The crypto-assets white papers constitute a key source of information from which the market players may derive the information for assessing the suitability of crypto-assets. In fact, the white papers will include, among the others, information on the crypto-asset issuer, on the project, on the inflationary policy, on the reserves of assets and other safeguards for investors (including recovery and redemption plans), on the target holders and the holders restrictions, on the risks, on the subscription goals and on the costs. They will further include information related to the principal adverse impacts on the climate and other environment-related adverse impacts of the consensus mechanism. Hence it will be key for the market players to access this complex set of information and ingest them in their business processes. In addition, going beyond compliance, the same information can be taken into account by the fund managers to identify the assets to target for their investments.

What’s happening outside of the EU borders?

The increasing interest of investors worldwide for crypto-assets has lead regulators to take steps to set specific rules for the issuance of crypto assets and the provision of crypto related services to investors, with a view to enhance investor protection. Regulators have also been concerned with providing guidelines to ensure that the new assets do not become a tool for money laundering, terrorism financing and tax evasion. However, not all the jurisdictions have taken a comprehensive approach – as done by the EU – and have introduced rules either through enforcement or with limited amendments to already existing legislation: e.g. the U.S. have extended the coverage of the federal securities law to crypto-assets (“digital assets”) when the assets meet the well-established “Howey test”, thus qualifying as an investment contract and a security.
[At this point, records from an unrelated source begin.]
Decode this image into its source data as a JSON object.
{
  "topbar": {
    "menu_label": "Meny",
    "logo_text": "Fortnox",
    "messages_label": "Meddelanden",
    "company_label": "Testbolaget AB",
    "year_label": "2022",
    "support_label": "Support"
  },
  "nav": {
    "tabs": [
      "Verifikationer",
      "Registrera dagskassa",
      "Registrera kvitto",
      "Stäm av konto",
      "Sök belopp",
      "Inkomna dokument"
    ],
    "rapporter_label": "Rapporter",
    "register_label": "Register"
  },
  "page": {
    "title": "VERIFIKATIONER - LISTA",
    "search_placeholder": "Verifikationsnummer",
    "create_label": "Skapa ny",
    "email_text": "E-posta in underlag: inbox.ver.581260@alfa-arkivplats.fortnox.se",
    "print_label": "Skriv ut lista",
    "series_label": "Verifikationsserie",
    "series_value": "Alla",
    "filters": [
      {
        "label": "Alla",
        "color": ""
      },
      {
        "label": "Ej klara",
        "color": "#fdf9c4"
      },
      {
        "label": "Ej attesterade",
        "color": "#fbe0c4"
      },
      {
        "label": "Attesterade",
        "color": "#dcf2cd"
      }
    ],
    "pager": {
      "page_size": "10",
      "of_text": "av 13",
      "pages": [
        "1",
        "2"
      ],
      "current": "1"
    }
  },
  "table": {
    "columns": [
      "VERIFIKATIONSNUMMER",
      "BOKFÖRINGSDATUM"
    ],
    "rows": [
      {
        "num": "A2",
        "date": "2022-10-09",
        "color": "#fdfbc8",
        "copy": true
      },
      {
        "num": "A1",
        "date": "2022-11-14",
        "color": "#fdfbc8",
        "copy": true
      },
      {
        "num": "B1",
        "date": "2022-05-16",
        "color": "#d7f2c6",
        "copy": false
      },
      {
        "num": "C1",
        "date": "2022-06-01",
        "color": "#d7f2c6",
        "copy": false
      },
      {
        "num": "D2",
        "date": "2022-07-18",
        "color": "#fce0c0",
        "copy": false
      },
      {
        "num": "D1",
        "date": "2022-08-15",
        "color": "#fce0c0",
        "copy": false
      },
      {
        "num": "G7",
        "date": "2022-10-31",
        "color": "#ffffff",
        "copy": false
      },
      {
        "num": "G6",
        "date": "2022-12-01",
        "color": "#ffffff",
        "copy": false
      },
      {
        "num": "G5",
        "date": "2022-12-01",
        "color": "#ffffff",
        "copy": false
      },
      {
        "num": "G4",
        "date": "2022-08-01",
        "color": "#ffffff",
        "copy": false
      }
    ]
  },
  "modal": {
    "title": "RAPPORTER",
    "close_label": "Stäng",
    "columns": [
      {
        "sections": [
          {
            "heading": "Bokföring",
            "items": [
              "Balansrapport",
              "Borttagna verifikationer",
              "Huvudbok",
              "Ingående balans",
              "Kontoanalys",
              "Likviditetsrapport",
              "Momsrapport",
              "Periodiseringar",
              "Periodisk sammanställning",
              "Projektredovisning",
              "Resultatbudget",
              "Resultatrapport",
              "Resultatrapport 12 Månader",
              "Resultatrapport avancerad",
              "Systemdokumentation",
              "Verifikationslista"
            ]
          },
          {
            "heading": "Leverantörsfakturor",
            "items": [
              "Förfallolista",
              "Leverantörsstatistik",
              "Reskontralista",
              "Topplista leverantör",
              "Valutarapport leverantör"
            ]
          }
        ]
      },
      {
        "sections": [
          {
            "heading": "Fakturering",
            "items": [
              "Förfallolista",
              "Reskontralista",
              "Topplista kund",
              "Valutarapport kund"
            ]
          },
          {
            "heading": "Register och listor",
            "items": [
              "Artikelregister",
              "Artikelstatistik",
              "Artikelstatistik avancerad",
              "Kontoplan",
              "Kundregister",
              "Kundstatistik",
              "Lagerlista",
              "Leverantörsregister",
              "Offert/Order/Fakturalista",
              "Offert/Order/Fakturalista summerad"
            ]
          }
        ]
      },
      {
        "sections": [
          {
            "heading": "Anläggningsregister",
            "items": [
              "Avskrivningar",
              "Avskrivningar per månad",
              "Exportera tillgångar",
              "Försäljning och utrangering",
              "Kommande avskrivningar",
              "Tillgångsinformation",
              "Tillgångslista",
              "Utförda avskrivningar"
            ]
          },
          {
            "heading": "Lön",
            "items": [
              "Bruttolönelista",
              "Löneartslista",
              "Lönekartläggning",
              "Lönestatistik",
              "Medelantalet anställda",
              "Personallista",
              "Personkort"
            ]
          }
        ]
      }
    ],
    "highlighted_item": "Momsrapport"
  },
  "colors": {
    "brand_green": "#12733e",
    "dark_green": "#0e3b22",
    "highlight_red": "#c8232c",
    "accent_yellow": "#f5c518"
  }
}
Anyway, the regulatory landscape is rapidly evolving and, while certain countries have already taken steps towards a more comprehensive set of rules (e.g. Switzerland, with the DLT-Law, enacted in 2021), others have announced their regulatory agenda (e.g. the UK, that announced in October 2023 a bi-phased legislative process, initially covering “fiat-backed” stablecoins and then other types of crypto-assets and, in parallel, the licensing of crypto-assets service providers).

An important role in the development of local rules is being played by global standard setters. E.g. the International Organization of Securities Commissions (IOSCO) set out its recommendations on how to regulate crypto-assets markets in a final report published in November 2023. The recommendations are aimed at crypto-asset service providers and cover areas such as market manipulation, insider trading and fraud; custody and client asset protection and retail access, suitability and distribution.

Similarly, the Basel Committee on Banking Supervision (BCBS) set its rules on the prudential treatment of crypto-asset exposures in December 2022 and the International Standard Organization issued its standard ISO 24165, defining the generation and assignment to crypto-assets of a unique digital token identifier (DTI).

All the mentioned initiatives will help alignment and standardization of regulations on crypto-assets and crypto-assets data globally, further providing a good proxy of how local rules in countries that have not yet adopted a specific crypto-assets legislation will look like. In any case, regardless of local rules in their home jurisdictions, even extra-EEA players wanting to compete in the European arena must comply with MiCA.